Certes des investissements sont prévus suite à l'audit énergétique ainsi que la réfection du toit du gymnase Léo Lagrange. Des progrès ont été réalisés sur le chauffage et l'éclairage (la mairie est passé de plus de 500 kwh ep / m² /an à l'audit de 2005 à 302 kwh ep/ m² /an au bilan de 2008 - chiffre communiqué au conseil). Il reste que la plupart des bâtiments communaux ont des dépenses énergétiques supérieures aux 200 kwh ep/m²/an et que la municipalité pourrait aller beaucoup plus vite et beaucoup plus loin, en accélérant la mise en oeuvre de l'audit et en reprenant les recommandations pour intégrer les objectifs du Grenelle de l'environnement. Ceci aurait valeur d'exemple pour l'ensemble des habitants et inciterait chacun à faire de même pour son logement. Ce serait également cohérent par rapport à la demande de la commune de Crolles vis à vis des bailleurs sociaux pour l'amélioration des logements existants (ce qui nous paraît une très bonne chose). Nous prenons donc acte qu'il n'y a pas actuellement de plan ambitieux en ce sens pour cette année, pour les bâtiments de la commune et pour l'accompagnement des habitants. Nous nous attacherons donc, à ce que chaque action engagée cette année soit la plus ambitieuse possible.

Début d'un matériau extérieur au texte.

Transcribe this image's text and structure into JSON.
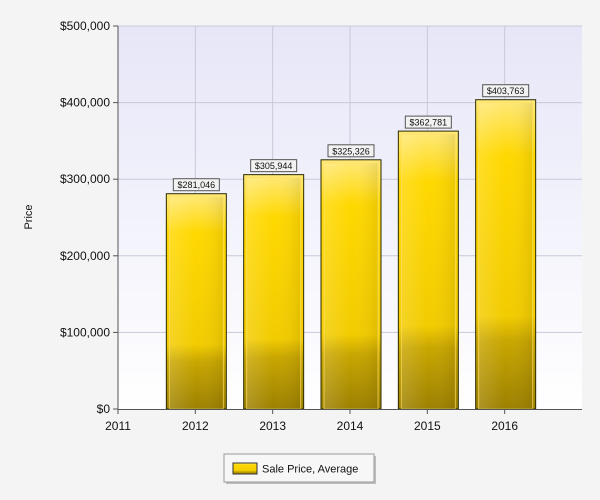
{
  "chart_data": {
    "type": "bar",
    "title": "",
    "xlabel": "",
    "ylabel": "Price",
    "x_ticks": [
      "2011",
      "2012",
      "2013",
      "2014",
      "2015",
      "2016"
    ],
    "categories": [
      "2012",
      "2013",
      "2014",
      "2015",
      "2016"
    ],
    "series": [
      {
        "name": "Sale Price, Average",
        "values": [
          281046,
          305944,
          325326,
          362781,
          403763
        ],
        "labels": [
          "$281,046",
          "$305,944",
          "$325,326",
          "$362,781",
          "$403,763"
        ],
        "color": "#f5d000"
      }
    ],
    "ylim": [
      0,
      500000
    ],
    "y_ticks": [
      {
        "value": 0,
        "label": "$0"
      },
      {
        "value": 100000,
        "label": "$100,000"
      },
      {
        "value": 200000,
        "label": "$200,000"
      },
      {
        "value": 300000,
        "label": "$300,000"
      },
      {
        "value": 400000,
        "label": "$400,000"
      },
      {
        "value": 500000,
        "label": "$500,000"
      }
    ],
    "grid": true,
    "legend": "bottom-center"
  }
}
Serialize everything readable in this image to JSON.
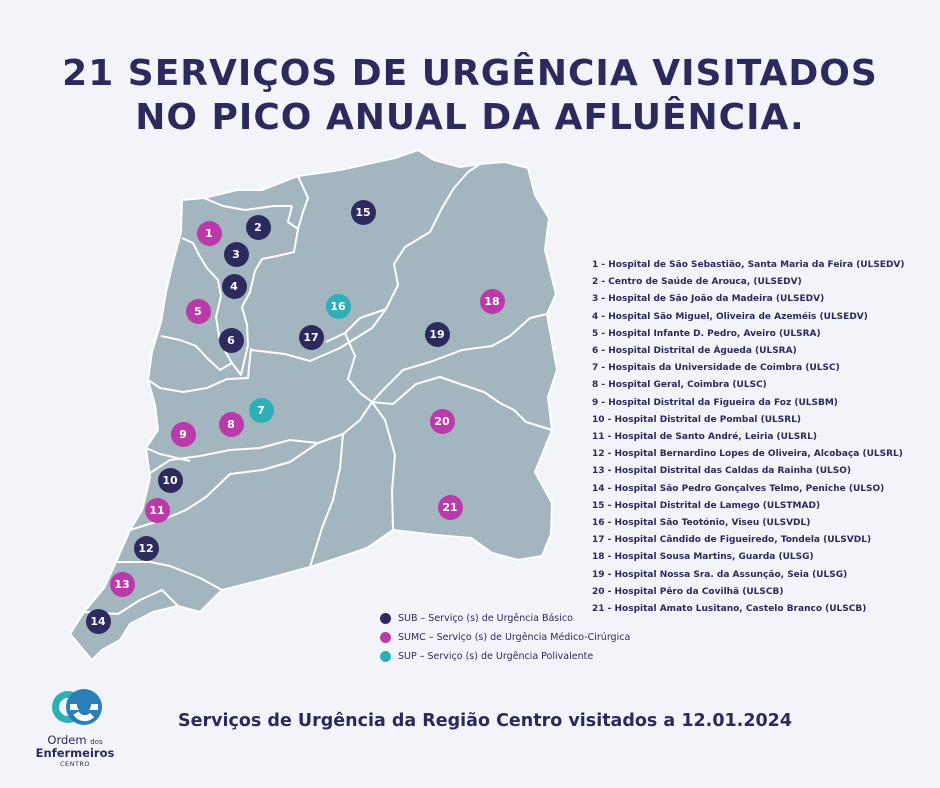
{
  "title": {
    "line1": "21 SERVIÇOS DE URGÊNCIA VISITADOS",
    "line2": "NO PICO ANUAL DA AFLUÊNCIA."
  },
  "colors": {
    "SUB": "#2d2a5e",
    "SUMC": "#b93aa8",
    "SUP": "#2db0b5",
    "map_fill": "#a3b6bf",
    "map_border": "#ffffff",
    "text": "#2a2a5c",
    "background": "#f3f4fa"
  },
  "markers": [
    {
      "id": "1",
      "type": "SUMC"
    },
    {
      "id": "2",
      "type": "SUB"
    },
    {
      "id": "3",
      "type": "SUB"
    },
    {
      "id": "4",
      "type": "SUB"
    },
    {
      "id": "5",
      "type": "SUMC"
    },
    {
      "id": "6",
      "type": "SUB"
    },
    {
      "id": "7",
      "type": "SUP"
    },
    {
      "id": "8",
      "type": "SUMC"
    },
    {
      "id": "9",
      "type": "SUMC"
    },
    {
      "id": "10",
      "type": "SUB"
    },
    {
      "id": "11",
      "type": "SUMC"
    },
    {
      "id": "12",
      "type": "SUB"
    },
    {
      "id": "13",
      "type": "SUMC"
    },
    {
      "id": "14",
      "type": "SUB"
    },
    {
      "id": "15",
      "type": "SUB"
    },
    {
      "id": "16",
      "type": "SUP"
    },
    {
      "id": "17",
      "type": "SUB"
    },
    {
      "id": "18",
      "type": "SUMC"
    },
    {
      "id": "19",
      "type": "SUB"
    },
    {
      "id": "20",
      "type": "SUMC"
    },
    {
      "id": "21",
      "type": "SUMC"
    }
  ],
  "hospitals": [
    "1 - Hospital de São Sebastião, Santa Maria da Feira (ULSEDV)",
    "2 - Centro de Saúde de Arouca, (ULSEDV)",
    "3 - Hospital de São João da Madeira (ULSEDV)",
    "4 - Hospital São Miguel, Oliveira de Azeméis (ULSEDV)",
    "5 - Hospital Infante D. Pedro, Aveiro (ULSRA)",
    "6 - Hospital Distrital de Águeda (ULSRA)",
    "7 - Hospitais da Universidade de Coimbra (ULSC)",
    "8 - Hospital Geral, Coimbra (ULSC)",
    "9 - Hospital Distrital da Figueira da Foz (ULSBM)",
    "10 - Hospital Distrital de Pombal (ULSRL)",
    "11 - Hospital de Santo André, Leiria (ULSRL)",
    "12 - Hospital Bernardino Lopes de Oliveira, Alcobaça (ULSRL)",
    "13 - Hospital Distrital das Caldas da Rainha (ULSO)",
    "14 - Hospital São Pedro Gonçalves Telmo, Peniche (ULSO)",
    "15 - Hospital Distrital de Lamego (ULSTMAD)",
    "16 - Hospital São Teotónio, Viseu (ULSVDL)",
    "17 - Hospital Cândido de Figueiredo, Tondela (ULSVDL)",
    "18 - Hospital Sousa Martins, Guarda (ULSG)",
    "19 - Hospital Nossa Sra. da Assunção, Seia (ULSG)",
    "20 - Hospital Pêro da Covilhã (ULSCB)",
    "21 - Hospital Amato Lusitano, Castelo Branco (ULSCB)"
  ],
  "legend": [
    {
      "type": "SUB",
      "label": "SUB – Serviço (s) de Urgência Básico"
    },
    {
      "type": "SUMC",
      "label": "SUMC – Serviço (s) de Urgência Médico-Cirúrgica"
    },
    {
      "type": "SUP",
      "label": "SUP – Serviço (s) de Urgência Polivalente"
    }
  ],
  "footer_caption": "Serviços de Urgência da Região Centro visitados a 12.01.2024",
  "logo": {
    "icon": "oe-monogram-icon",
    "line1_main": "Ordem",
    "line1_small": "dos",
    "line2": "Enfermeiros",
    "line3": "CENTRO"
  }
}
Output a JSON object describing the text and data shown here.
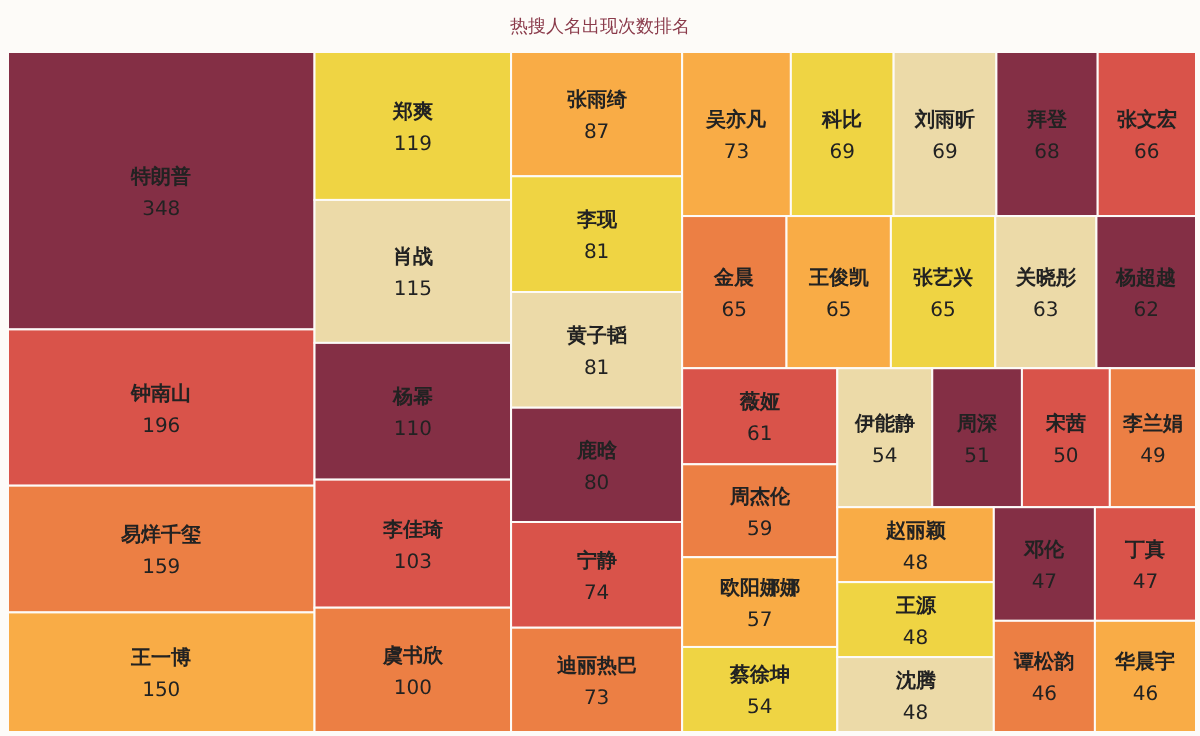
{
  "chart_data": {
    "type": "other",
    "title": "热搜人名出现次数排名",
    "categories": [
      "特朗普",
      "钟南山",
      "易烊千玺",
      "王一博",
      "郑爽",
      "肖战",
      "杨幂",
      "李佳琦",
      "虞书欣",
      "张雨绮",
      "李现",
      "黄子韬",
      "鹿晗",
      "宁静",
      "迪丽热巴",
      "吴亦凡",
      "科比",
      "刘雨昕",
      "拜登",
      "张文宏",
      "金晨",
      "王俊凯",
      "张艺兴",
      "关晓彤",
      "杨超越",
      "薇娅",
      "周杰伦",
      "欧阳娜娜",
      "蔡徐坤",
      "伊能静",
      "周深",
      "宋茜",
      "李兰娟",
      "赵丽颖",
      "王源",
      "沈腾",
      "邓伦",
      "丁真",
      "谭松韵",
      "华晨宇"
    ],
    "values": [
      348,
      196,
      159,
      150,
      119,
      115,
      110,
      103,
      100,
      87,
      81,
      81,
      80,
      74,
      73,
      73,
      69,
      69,
      68,
      66,
      65,
      65,
      65,
      63,
      62,
      61,
      59,
      57,
      54,
      54,
      51,
      50,
      49,
      48,
      48,
      48,
      47,
      47,
      46,
      46
    ],
    "colors": [
      "#842f45",
      "#d9534a",
      "#ec7f44",
      "#f9ac46",
      "#efd443",
      "#ecdaa8",
      "#842f45",
      "#d9534a",
      "#ec7f44",
      "#f9ac46",
      "#efd443",
      "#ecdaa8",
      "#842f45",
      "#d9534a",
      "#ec7f44",
      "#f9ac46",
      "#efd443",
      "#ecdaa8",
      "#842f45",
      "#d9534a",
      "#ec7f44",
      "#f9ac46",
      "#efd443",
      "#ecdaa8",
      "#842f45",
      "#d9534a",
      "#ec7f44",
      "#f9ac46",
      "#efd443",
      "#ecdaa8",
      "#842f45",
      "#d9534a",
      "#ec7f44",
      "#f9ac46",
      "#efd443",
      "#ecdaa8",
      "#842f45",
      "#d9534a",
      "#ec7f44",
      "#f9ac46"
    ],
    "data_labels": true
  }
}
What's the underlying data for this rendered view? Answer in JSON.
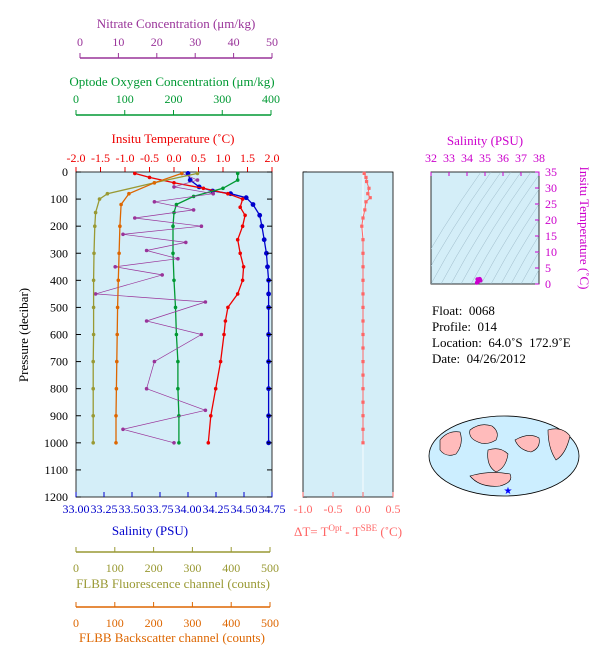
{
  "colors": {
    "panel_bg": "#d4eef8",
    "nitrate": "#993399",
    "oxygen": "#009933",
    "temperature": "#ee0000",
    "salinity": "#0000cc",
    "fluorescence": "#999933",
    "backscatter": "#dd6600",
    "dt": "#ff6666",
    "ts": "#cc00cc"
  },
  "axes": {
    "nitrate": {
      "title": "Nitrate Concentration (μm/kg)",
      "ticks": [
        "0",
        "10",
        "20",
        "30",
        "40",
        "50"
      ]
    },
    "oxygen": {
      "title": "Optode Oxygen Concentration (μm/kg)",
      "ticks": [
        "0",
        "100",
        "200",
        "300",
        "400"
      ]
    },
    "temperature": {
      "title": "Insitu Temperature (˚C)",
      "ticks": [
        "-2.0",
        "-1.5",
        "-1.0",
        "-0.5",
        "0.0",
        "0.5",
        "1.0",
        "1.5",
        "2.0"
      ]
    },
    "pressure": {
      "title": "Pressure (decibar)",
      "ticks": [
        "0",
        "100",
        "200",
        "300",
        "400",
        "500",
        "600",
        "700",
        "800",
        "900",
        "1000",
        "1100",
        "1200"
      ]
    },
    "salinity": {
      "title": "Salinity (PSU)",
      "ticks": [
        "33.00",
        "33.25",
        "33.50",
        "33.75",
        "34.00",
        "34.25",
        "34.50",
        "34.75"
      ]
    },
    "dt": {
      "title_prefix": "ΔT= T",
      "sup1": "Opt",
      "mid": " - T",
      "sup2": "SBE",
      "suffix": " (˚C)",
      "ticks": [
        "-1.0",
        "-0.5",
        "0.0",
        "0.5"
      ]
    },
    "ts_salinity": {
      "title": "Salinity (PSU)",
      "ticks": [
        "32",
        "33",
        "34",
        "35",
        "36",
        "37",
        "38"
      ]
    },
    "ts_temperature": {
      "title": "Insitu Temperature (˚C)",
      "ticks": [
        "0",
        "5",
        "10",
        "15",
        "20",
        "25",
        "30",
        "35"
      ]
    },
    "fluorescence": {
      "title": "FLBB Fluorescence channel (counts)",
      "ticks": [
        "0",
        "100",
        "200",
        "300",
        "400",
        "500"
      ]
    },
    "backscatter": {
      "title": "FLBB Backscatter channel (counts)",
      "ticks": [
        "0",
        "100",
        "200",
        "300",
        "400",
        "500"
      ]
    }
  },
  "info": {
    "float": "Float:  0068",
    "profile": "Profile:  014",
    "location": "Location:  64.0˚S  172.9˚E",
    "date": "Date:  04/26/2012"
  },
  "chart_data": [
    {
      "type": "line",
      "panel": "profiles",
      "xlabel": "Salinity (PSU)",
      "ylabel": "Pressure (decibar)",
      "ylim": [
        1200,
        0
      ],
      "series": [
        {
          "name": "Salinity (PSU)",
          "xlim": [
            33.0,
            34.75
          ],
          "points": [
            [
              34.0,
              5
            ],
            [
              34.02,
              30
            ],
            [
              34.1,
              55
            ],
            [
              34.22,
              70
            ],
            [
              34.38,
              80
            ],
            [
              34.52,
              95
            ],
            [
              34.58,
              120
            ],
            [
              34.64,
              160
            ],
            [
              34.66,
              200
            ],
            [
              34.68,
              250
            ],
            [
              34.7,
              300
            ],
            [
              34.71,
              350
            ],
            [
              34.72,
              400
            ],
            [
              34.72,
              450
            ],
            [
              34.72,
              500
            ],
            [
              34.72,
              600
            ],
            [
              34.72,
              700
            ],
            [
              34.72,
              800
            ],
            [
              34.72,
              900
            ],
            [
              34.72,
              1000
            ]
          ]
        },
        {
          "name": "Insitu Temperature (˚C)",
          "xlim": [
            -2.0,
            2.0
          ],
          "points": [
            [
              -0.8,
              5
            ],
            [
              -0.5,
              20
            ],
            [
              0.0,
              40
            ],
            [
              0.6,
              60
            ],
            [
              1.1,
              80
            ],
            [
              1.4,
              100
            ],
            [
              1.35,
              130
            ],
            [
              1.45,
              160
            ],
            [
              1.4,
              200
            ],
            [
              1.3,
              250
            ],
            [
              1.35,
              300
            ],
            [
              1.42,
              350
            ],
            [
              1.4,
              400
            ],
            [
              1.3,
              450
            ],
            [
              1.1,
              500
            ],
            [
              1.05,
              550
            ],
            [
              1.02,
              600
            ],
            [
              0.95,
              700
            ],
            [
              0.85,
              800
            ],
            [
              0.75,
              900
            ],
            [
              0.7,
              1000
            ]
          ]
        },
        {
          "name": "Optode Oxygen Concentration (μm/kg)",
          "xlim": [
            0,
            400
          ],
          "points": [
            [
              330,
              5
            ],
            [
              330,
              30
            ],
            [
              300,
              60
            ],
            [
              240,
              90
            ],
            [
              205,
              120
            ],
            [
              200,
              150
            ],
            [
              198,
              200
            ],
            [
              198,
              300
            ],
            [
              200,
              400
            ],
            [
              203,
              500
            ],
            [
              205,
              600
            ],
            [
              208,
              700
            ],
            [
              208,
              800
            ],
            [
              210,
              900
            ],
            [
              210,
              1000
            ]
          ]
        },
        {
          "name": "Nitrate Concentration (μm/kg)",
          "xlim": [
            0,
            50
          ],
          "points": [
            [
              27,
              5
            ],
            [
              31,
              30
            ],
            [
              25,
              55
            ],
            [
              35,
              80
            ],
            [
              20,
              110
            ],
            [
              30,
              140
            ],
            [
              15,
              170
            ],
            [
              32,
              200
            ],
            [
              12,
              230
            ],
            [
              28,
              260
            ],
            [
              18,
              290
            ],
            [
              26,
              320
            ],
            [
              10,
              350
            ],
            [
              22,
              380
            ],
            [
              5,
              450
            ],
            [
              33,
              480
            ],
            [
              18,
              550
            ],
            [
              32,
              600
            ],
            [
              20,
              700
            ],
            [
              18,
              800
            ],
            [
              33,
              880
            ],
            [
              12,
              950
            ],
            [
              25,
              1000
            ]
          ]
        },
        {
          "name": "FLBB Fluorescence channel (counts)",
          "xlim": [
            0,
            500
          ],
          "points": [
            [
              310,
              5
            ],
            [
              200,
              40
            ],
            [
              80,
              80
            ],
            [
              60,
              100
            ],
            [
              50,
              150
            ],
            [
              48,
              200
            ],
            [
              46,
              300
            ],
            [
              45,
              400
            ],
            [
              45,
              500
            ],
            [
              45,
              600
            ],
            [
              44,
              700
            ],
            [
              44,
              800
            ],
            [
              44,
              900
            ],
            [
              44,
              1000
            ]
          ]
        },
        {
          "name": "FLBB Backscatter channel (counts)",
          "xlim": [
            0,
            500
          ],
          "points": [
            [
              270,
              5
            ],
            [
              200,
              40
            ],
            [
              135,
              80
            ],
            [
              115,
              120
            ],
            [
              112,
              200
            ],
            [
              110,
              300
            ],
            [
              108,
              400
            ],
            [
              106,
              500
            ],
            [
              105,
              600
            ],
            [
              104,
              700
            ],
            [
              103,
              800
            ],
            [
              102,
              900
            ],
            [
              102,
              1000
            ]
          ]
        }
      ]
    },
    {
      "type": "line",
      "panel": "dt",
      "xlabel": "ΔT= T Opt - T SBE (˚C)",
      "xlim": [
        -1.0,
        0.5
      ],
      "ylim": [
        1200,
        0
      ],
      "points": [
        [
          0.02,
          5
        ],
        [
          0.05,
          20
        ],
        [
          0.06,
          35
        ],
        [
          0.1,
          60
        ],
        [
          0.08,
          80
        ],
        [
          0.12,
          95
        ],
        [
          0.05,
          110
        ],
        [
          0.03,
          140
        ],
        [
          0.0,
          170
        ],
        [
          -0.02,
          200
        ],
        [
          0.0,
          250
        ],
        [
          0.0,
          300
        ],
        [
          0.0,
          350
        ],
        [
          0.0,
          400
        ],
        [
          0.0,
          450
        ],
        [
          0.0,
          500
        ],
        [
          0.0,
          550
        ],
        [
          0.0,
          600
        ],
        [
          0.0,
          650
        ],
        [
          0.0,
          700
        ],
        [
          0.0,
          750
        ],
        [
          0.0,
          800
        ],
        [
          0.0,
          850
        ],
        [
          0.0,
          900
        ],
        [
          0.0,
          950
        ],
        [
          0.0,
          1000
        ]
      ]
    },
    {
      "type": "scatter",
      "panel": "ts",
      "xlabel": "Salinity (PSU)",
      "ylabel": "Insitu Temperature (˚C)",
      "xlim": [
        32,
        38
      ],
      "ylim": [
        0,
        35
      ],
      "points": [
        [
          34.6,
          0.7
        ],
        [
          34.65,
          1.0
        ],
        [
          34.7,
          1.2
        ],
        [
          34.72,
          1.4
        ],
        [
          34.68,
          1.3
        ],
        [
          34.62,
          0.9
        ],
        [
          34.58,
          1.5
        ],
        [
          34.7,
          1.6
        ],
        [
          34.55,
          0.4
        ],
        [
          34.75,
          1.1
        ]
      ]
    }
  ]
}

Ensuite - plus d'efforts pour le logement : Nous pensons qu'il faut accélérer le programme de l'éco-quartier et de maisons en auto-construction. Il faut lancer la réflexion sur le cahier des charges, en lien avec la population, le plus vite possible pour répondre au manque de logements sur le Grésivaudan et contribuer à la relance économique du secteur le plus vite possible (L'objection du Maire sur la nécessité d'acheter les terrains avant de faire ce travail ne nous paraît pas pertinente : il faut mener les études, la conception et les achats en parallèle, pour être prêts le moment venu).

Enfin - Pour les déplacements doux : Malgré la concertation et le comité consultatif sur les déplacements à vélo, nous regrettons que les priorités ne soient pas prises en compte, notamment la liaison Crolles Montfort, la liaison Crolles Brignoud (pour laquelle il faut relancer l'étude), le terminal de bus avec plateforme multimodale à Montfort, et le manque de plan d'accompagnement pour la sensibilisation des habitants.

En conclusion, nous estimons que ce budget privilégie des investissements dans la continuité du mandat précédent. Il manque d'ambition pour faire face à la crise économique, financière, sociale et écologique.

Néanmoins, action par action, nous espérons que la majorité municipale ira dans le sens de ce que nous défendons, comme une perspective d'avenir pour les générations futures. Ce sera le sens de notre action pour l'année à venir.